Avril soupira mais ne put se résoudre à lui dire non. Ils rangèrent le pique-nique dans le sac et rejoignirent le sentier jusqu’au vélo. Ronan grimpa dans son siège et Avril poussa la bicyclette jusqu’à la route avant de pédaler en direction de la maison aux lanternes. À l’approche de la bâtisse, elle perçut quelque chose de différent dans l’atmosphère, comme si un changement s’était opéré durant la nuit. Elle arrêta le vélo à l’entrée du chemin parsemé de cailloux et aida Ronan à descendre avant de parcourir le reste de l’allée à pieds.

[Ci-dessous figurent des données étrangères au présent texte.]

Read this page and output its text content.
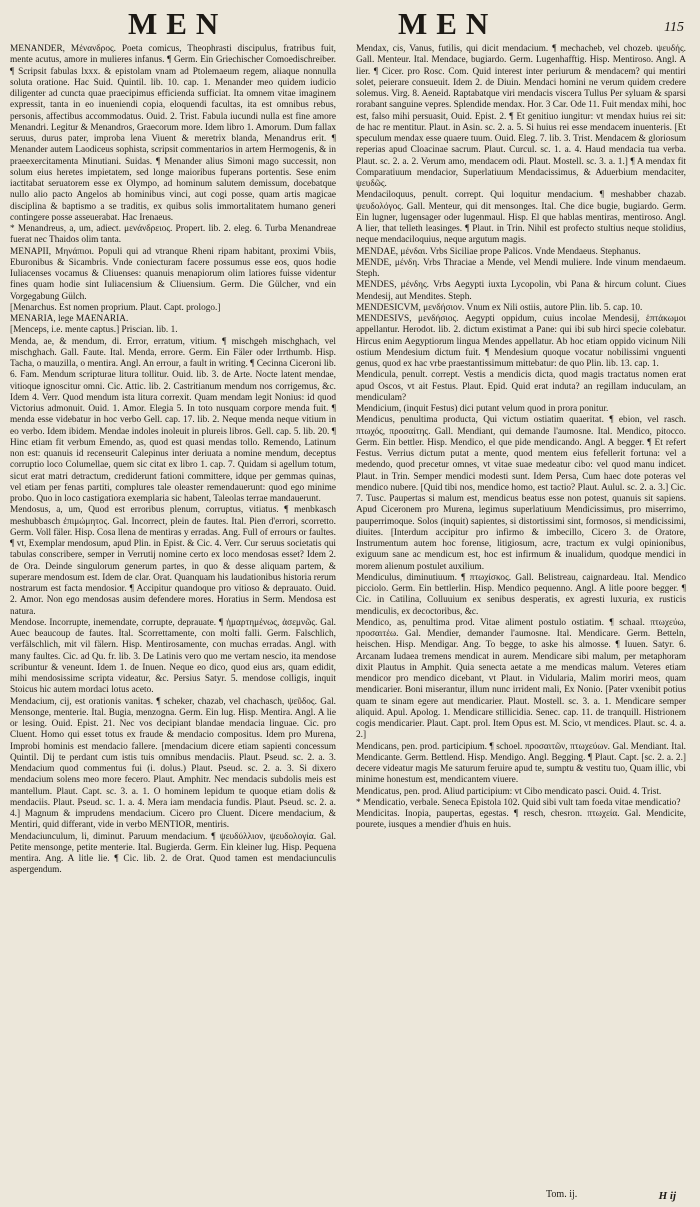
MEN	MEN	115

MENANDER, Μένανδρος. Poeta comicus, Theophrasti discipulus, fratribus fuit, mente acutus, amore in mulieres infanus. ¶ Germ. Ein Griechischer Comoedischreiber. ¶ Scripsit fabulas lxxx. & epistolam vnam ad Ptolemaeum regem, aliaque nonnulla soluta oratione. Hac Suid. Quintil. lib. 10. cap. 1. Menander meo quidem iudicio diligenter ad cuncta quae praecipimus efficienda sufficiat. Ita omnem vitae imaginem expressit, tanta in eo inueniendi copia, eloquendi facultas, ita est omnibus rebus, personis, affectibus accommodatus. Ouid. 2. Trist. Fabula iucundi nulla est fine amore Menandri. Legitur & Menandros, Graecorum more. Idem libro 1. Amorum. Dum fallax seruus, durus pater, improba lena Viuent & meretrix blanda, Menandrus erit. ¶ Menander autem Laodiceus sophista, scripsit commentarios in artem Hermogenis, & in praeexercitamenta Minutiani. Suidas. ¶ Menander alius Simoni mago successit, non solum eius heretes impietatem, sed longe maioribus fuperans portentis. Sese enim iactitabat seruatorem esse ex Olympo, ad hominum salutem demissum, docebatque nullo alio pacto Angelos ab hominibus vinci, aut cogi posse, quam artis magicae disciplina & baptismo a se traditis, ex quibus solis immortalitatem humano generi contingere posse asseuerabat. Hac Irenaeus.

* Menandreus, a, um, adiect. μενάνδρειος. Propert. lib. 2. eleg. 6. Turba Menandreae fuerat nec Thaidos olim tanta.

MENAPII, Μηνάπιοι. Populi qui ad vtranque Rheni ripam habitant, proximi Vbiis, Eburonibus & Sicambris. Vnde coniecturam facere possumus esse eos, quos hodie Iuliacenses vocamus & Cliuenses: quanuis menapiorum olim latiores fuisse videntur fines quam hodie sint Iuliacensium & Cliuensium. Germ. Die Gülcher, vnd ein Vorgegabung Gülch.

[Menarchus. Est nomen proprium. Plaut. Capt. prologo.]

MENARIA, lege MAENARIA.

[Menceps, i.e. mente captus.] Priscian. lib. 1.

Menda, ae, & mendum, di. Error, erratum, vitium. ¶ mischgeh mischghach, vel mischghach. Gall. Faute. Ital. Menda, errore. Germ. Ein Fäler oder Irrthumb. Hisp. Tacha, o mauzilla, o mentira. Angl. An errour, a fault in writing. ¶ Cecinna Ciceroni lib. 6. Fam. Mendum scripturae litura tollitur. Ouid. lib. 3. de Arte. Nocte latent mendae, vitioque ignoscitur omni. Cic. Attic. lib. 2. Castritianum mendum nos corrigemus, &c. Idem 4. Verr. Quod mendum ista litura correxit. Quam mendam legit Nonius: id quod Victorius admonuit. Ouid. 1. Amor. Elegia 5. In toto nusquam corpore menda fuit. ¶ menda esse videbatur in hoc verbo Gell. cap. 17. lib. 2. Neque menda neque vitium in eo verbo. Idem ibidem. Mendae indoles inoleuit in plureis libros. Gell. cap. 5. lib. 20. ¶ Hinc etiam fit verbum Emendo, as, quod est quasi mendas tollo. Remendo, Latinum non est: quanuis id recenseurit Calepinus inter deriuata a nomine mendum, deceptus corruptio loco Columellae, quem sic citat ex libro 1. cap. 7. Quidam si agellum totum, sicut erat matri detractum, crediderunt fationi committere, idque per gemmas quinas, vel etiam per fenas partiti, complures tale oleaster remendauerunt: quod ego minime probo. Quo in loco castigatiora exemplaria sic habent, Taleolas terrae mandauerunt.

Mendosus, a, um, Quod est erroribus plenum, corruptus, vitiatus. ¶ menbkasch meshubbasch ἐπιμώμητος. Gal. Incorrect, plein de fautes. Ital. Pien d'errori, scorretto. Germ. Voll fäler. Hisp. Cosa llena de mentiras y erradas. Ang. Full of errours or faultes. ¶ vt, Exemplar mendosum, apud Plin. in Epist. & Cic. 4. Verr. Cur seruus societatis qui tabulas conscribere, semper in Verrutij nomine certo ex loco mendosas esset? Idem 2. de Ora. Deinde singulorum generum partes, in quo & desse aliquam partem, & superare mendosum est. Idem de clar. Orat. Quanquam his laudationibus historia rerum nostrarum est facta mendosior. ¶ Accipitur quandoque pro vitioso & deprauato. Ouid. 2. Amor. Non ego mendosas ausim defendere mores. Horatius in Serm. Mendosa est natura.

Mendose. Incorrupte, inemendate, corrupte, deprauate. ¶ ἡμαρτημένως, ἀσεμνῶς. Gal. Auec beaucoup de fautes. Ital. Scorrettamente, con molti falli. Germ. Falschlich, verfälschlich, mit vil fälern. Hisp. Mentirosamente, con muchas erradas. Angl. with many faultes. Cic. ad Qu. fr. lib. 3. De Latinis vero quo me vertam nescio, ita mendose scribuntur & veneunt. Idem 1. de Inuen. Neque eo dico, quod eius ars, quam edidit, mihi mendosissime scripta videatur, &c. Persius Satyr. 5. mendose colligis, inquit Stoicus hic autem mordaci lotus aceto.

Mendacium, cij, est orationis vanitas. ¶ scheker, chazab, vel chachasch, ψεῦδος. Gal. Mensonge, menterie. Ital. Bugia, menzogna. Germ. Ein lug. Hisp. Mentira. Angl. A lie or lesing. Ouid. Epist. 21. Nec vos decipiant blandae mendacia linguae. Cic. pro Cluent. Homo qui esset totus ex fraude & mendacio compositus. Idem pro Murena, Improbi hominis est mendacio fallere. [mendacium dicere etiam sapienti concessum Quintil. Dij te perdant cum istis tuis omnibus mendaciis. Plaut. Pseud. sc. 2. a. 3. Mendacium quod commentus fui (i. dolus.) Plaut. Pseud. sc. 2. a. 3. Si dixero mendacium solens meo more fecero. Plaut. Amphitr. Nec mendacis subdolis meis est mantellum. Plaut. Capt. sc. 3. a. 1. O hominem lepidum te quoque etiam dolis & mendaciis. Plaut. Pseud. sc. 1. a. 4. Mera iam mendacia fundis. Plaut. Pseud. sc. 2. a. 4.] Magnum & imprudens mendacium. Cicero pro Cluent. Dicere mendacium, & Mentiri, quid differant, vide in verbo MENTIOR, mentiris.

Mendaciunculum, li, diminut. Paruum mendacium. ¶ ψευδύλλιον, ψευδολογία. Gal. Petite mensonge, petite menterie. Ital. Bugierda. Germ. Ein kleiner lug. Hisp. Pequena mentira. Ang. A litle lie. ¶ Cic. lib. 2. de Orat. Quod tamen est mendaciunculis aspergendum.

Mendax, cis, Vanus, futilis, qui dicit mendacium. ¶ mechacheb, vel chozeb. ψευδής. Gall. Menteur. Ital. Mendace, bugiardo. Germ. Lugenhafftig. Hisp. Mentiroso. Angl. A lier. ¶ Cicer. pro Rosc. Com. Quid interest inter periurum & mendacem? qui mentiri solet, peierare consueuit. Idem 2. de Diuin. Mendaci homini ne verum quidem credere solemus. Virg. 8. Aeneid. Raptabatque viri mendacis viscera Tullus Per syluam & sparsi rorabant sanguine vepres. Splendide mendax. Hor. 3 Car. Ode 11. Fuit mendax mihi, hoc est, falso mihi persuasit, Ouid. Epist. 2. ¶ Et genitiuo iungitur: vt mendax huius rei sit: de hac re mentitur. Plaut. in Asin. sc. 2. a. 5. Si huius rei esse mendacem inuenteris. [Et speculum mendax esse quaere tuum. Ouid. Eleg. 7. lib. 3. Trist. Mendacem & gloriosum reperias apud Cloacinae sacrum. Plaut. Curcul. sc. 1. a. 4. Haud mendacia tua verba. Plaut. sc. 2. a. 2. Verum amo, mendacem odi. Plaut. Mostell. sc. 3. a. 1.] ¶ A mendax fit Comparatiuum mendacior, Superlatiuum Mendacissimus, & Aduerbium mendaciter, ψευδῶς.

Mendaciloquus, penult. corrept. Qui loquitur mendacium. ¶ meshabber chazab. ψευδολόγος. Gall. Menteur, qui dit mensonges. Ital. Che dice bugie, bugiardo. Germ. Ein lugner, lugensager oder lugenmaul. Hisp. El que hablas mentiras, mentiroso. Angl. A lier, that telleth leasinges. ¶ Plaut. in Trin. Nihil est profecto stultius neque stolidius, neque mendaciloquius, neque argutum magis.

MENDAE, μένδαι. Vrbs Siciliae prope Palicos. Vnde Mendaeus. Stephanus.

MENDE, μένδη. Vrbs Thraciae a Mende, vel Mendi muliere. Inde vinum mendaeum. Steph.

MENDES, μένδης. Vrbs Aegypti iuxta Lycopolin, vbi Pana & hircum colunt. Ciues Mendesij, aut Mendites. Steph.

MENDESICVM, μενδήσιον. Vnum ex Nili ostiis, autore Plin. lib. 5. cap. 10.

MENDESIVS, μενδήσιος. Aegypti oppidum, cuius incolae Mendesij, ἑπτάκωμοι appellantur. Herodot. lib. 2. dictum existimat a Pane: qui ibi sub hirci specie colebatur. Hircus enim Aegyptiorum lingua Mendes appellatur. Ab hoc etiam oppido vicinum Nili ostium Mendesium dictum fuit. ¶ Mendesium quoque vocatur nobilissimi vnguenti genus, quod ex hac vrbe praestantissimum mittebatur: de quo Plin. lib. 13. cap. 1.

Mendicula, penult. corrept. Vestis a mendicis dicta, quod magis tractatus nomen erat apud Oscos, vt ait Festus. Plaut. Epid. Quid erat induta? an regillam induculam, an mendiculam?

Mendicium, (inquit Festus) dici putant velum quod in prora ponitur.

Mendicus, penultima producta, Qui victum ostiatim quaeritat. ¶ ebion, vel rasch. πτωχός, προσαίτης. Gall. Mendiant, qui demande l'aumosne. Ital. Mendico, pitocco. Germ. Ein bettler. Hisp. Mendico, el que pide mendicando. Angl. A begger. ¶ Et refert Festus. Verrius dictum putat a mente, quod mentem eius fefellerit fortuna: vel a medendo, quod precetur omnes, vt vitae suae medeatur cibo: vel quod manu indicet. Plaut. in Trin. Semper mendici modesti sunt. Idem Persa, Cum haec dote poteras vel mendico nubere. [Quid tibi nos, mendice homo, est tactio? Plaut. Aulul. sc. 2. a. 3.] Cic. 7. Tusc. Paupertas si malum est, mendicus beatus esse non potest, quanuis sit sapiens. Apud Ciceronem pro Murena, legimus superlatiuum Mendicissimus, pro miserrimo, pauperrimoque. Solos (inquit) sapientes, si distortissimi sint, formosos, si mendicissimi, diuites. [Interdum accipitur pro infirmo & imbecillo, Cicero 3. de Oratore, Instrumentum autem hoc forense, litigiosum, acre, tractum ex vulgi opinionibus, exiguum sane ac mendicum est, hoc est infirmum & inualidum, quodque mendici in morem alienum postulet auxilium.

Mendiculus, diminutiuum. ¶ πτωχίσκος. Gall. Belistreau, caignardeau. Ital. Mendico picciolo. Germ. Ein bettlerlin. Hisp. Mendico pequenno. Angl. A litle poore begger. ¶ Cic. in Catilina, Colluuium ex senibus desperatis, ex agresti luxuria, ex rusticis mendiculis, ex decoctoribus, &c.

Mendico, as, penultima prod. Vitae aliment postulo ostiatim. ¶ schaal. πτωχεύω, προσαιτέω. Gal. Mendier, demander l'aumosne. Ital. Mendicare. Germ. Betteln, heischen. Hisp. Mendigar. Ang. To begge, to aske his almosse. ¶ Iuuen. Satyr. 6. Arcanam Iudaea tremens mendicat in aurem. Mendicare sibi malum, per metaphoram dixit Plautus in Amphit. Quia senecta aetate a me mendicas malum. Veteres etiam mendicor pro mendico dicebant, vt Plaut. in Vidularia, Malim moriri meos, quam mendicarier. Boni miserantur, illum nunc irrident mali, Ex Nonio. [Pater vxenibit potius quam te sinam egere aut mendicarier. Plaut. Mostell. sc. 3. a. 1. Mendicare semper aliquid. Apul. Apolog. 1. Mendicare stillicidia. Senec. cap. 11. de tranquill. Histrionem cogis mendicarier. Plaut. Capt. prol. Item Opus est. M. Scio, vt mendices. Plaut. sc. 4. a. 2.]

Mendicans, pen. prod. participium. ¶ schoel. προσαιτῶν, πτωχεύων. Gal. Mendiant. Ital. Mendicante. Germ. Bettlend. Hisp. Mendigo. Angl. Begging. ¶ Plaut. Capt. [sc. 2. a. 2.] decere videatur magis Me saturum feruire apud te, sumptu & vestitu tuo, Quam illic, vbi minime honestum est, mendicantem viuere.

Mendicatus, pen. prod. Aliud participium: vt Cibo mendicato pasci. Ouid. 4. Trist.

* Mendicatio, verbale. Seneca Epistola 102. Quid sibi vult tam foeda vitae mendicatio?

Mendicitas. Inopia, paupertas, egestas. ¶ resch, chesron. πτωχεία. Gal. Mendicite, pourete, iusques a mendier d'huis en huis.

Tom. ij.	H ij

La maison apparut au détour d’un virage, jusqu’alors dissimulée par la végétation. Les volets en bois étaient ouverts, des cartons étaient empilés devant la porte d’entrée et un van noir était garé sur le chemin de gravier menant à la route. Ronan, qui marchait devant elle, s’arrêta, surpris.

— Mes trésors ! s’écria-t-il soudain en courant.

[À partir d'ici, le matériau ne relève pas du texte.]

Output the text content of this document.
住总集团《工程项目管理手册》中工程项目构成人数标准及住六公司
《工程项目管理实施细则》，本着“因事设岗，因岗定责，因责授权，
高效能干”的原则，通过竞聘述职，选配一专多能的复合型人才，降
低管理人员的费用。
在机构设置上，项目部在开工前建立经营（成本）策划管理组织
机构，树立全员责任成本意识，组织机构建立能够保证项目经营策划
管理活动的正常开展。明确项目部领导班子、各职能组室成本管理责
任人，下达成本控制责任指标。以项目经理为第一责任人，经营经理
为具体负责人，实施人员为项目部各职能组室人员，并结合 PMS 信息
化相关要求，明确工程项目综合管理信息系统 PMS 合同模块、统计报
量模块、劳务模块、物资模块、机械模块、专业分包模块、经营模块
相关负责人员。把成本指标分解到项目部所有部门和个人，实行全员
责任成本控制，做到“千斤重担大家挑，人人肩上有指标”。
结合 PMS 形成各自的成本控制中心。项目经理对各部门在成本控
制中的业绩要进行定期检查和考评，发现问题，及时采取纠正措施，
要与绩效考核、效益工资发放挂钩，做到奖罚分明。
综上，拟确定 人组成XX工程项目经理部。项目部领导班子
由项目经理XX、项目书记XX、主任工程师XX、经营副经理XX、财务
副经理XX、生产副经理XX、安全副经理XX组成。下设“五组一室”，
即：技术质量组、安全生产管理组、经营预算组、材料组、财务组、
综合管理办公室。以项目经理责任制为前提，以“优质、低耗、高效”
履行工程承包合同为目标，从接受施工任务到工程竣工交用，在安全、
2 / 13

Un énorme chien noir surgit de derrière la maison, courant vers le petit garçon en aboyant. Paniquée, Avril lâcha le vélo et se précipita à la suite de son frère, le rattrapant en rien de temps. Elle le prit dans ses bras au moment même où l’énorme bête les rejoignait, se mettant à leur tourner autour.

— Bidouille ! Au pied !

Un jeune homme sortit de la maison, descendant précipitamment les marches du perron. Tout de noir vêtu, il semblait avoir la vingtaine. Il attrapa le collier du chien afin de le maintenir à l’écart et le fit s’asseoir.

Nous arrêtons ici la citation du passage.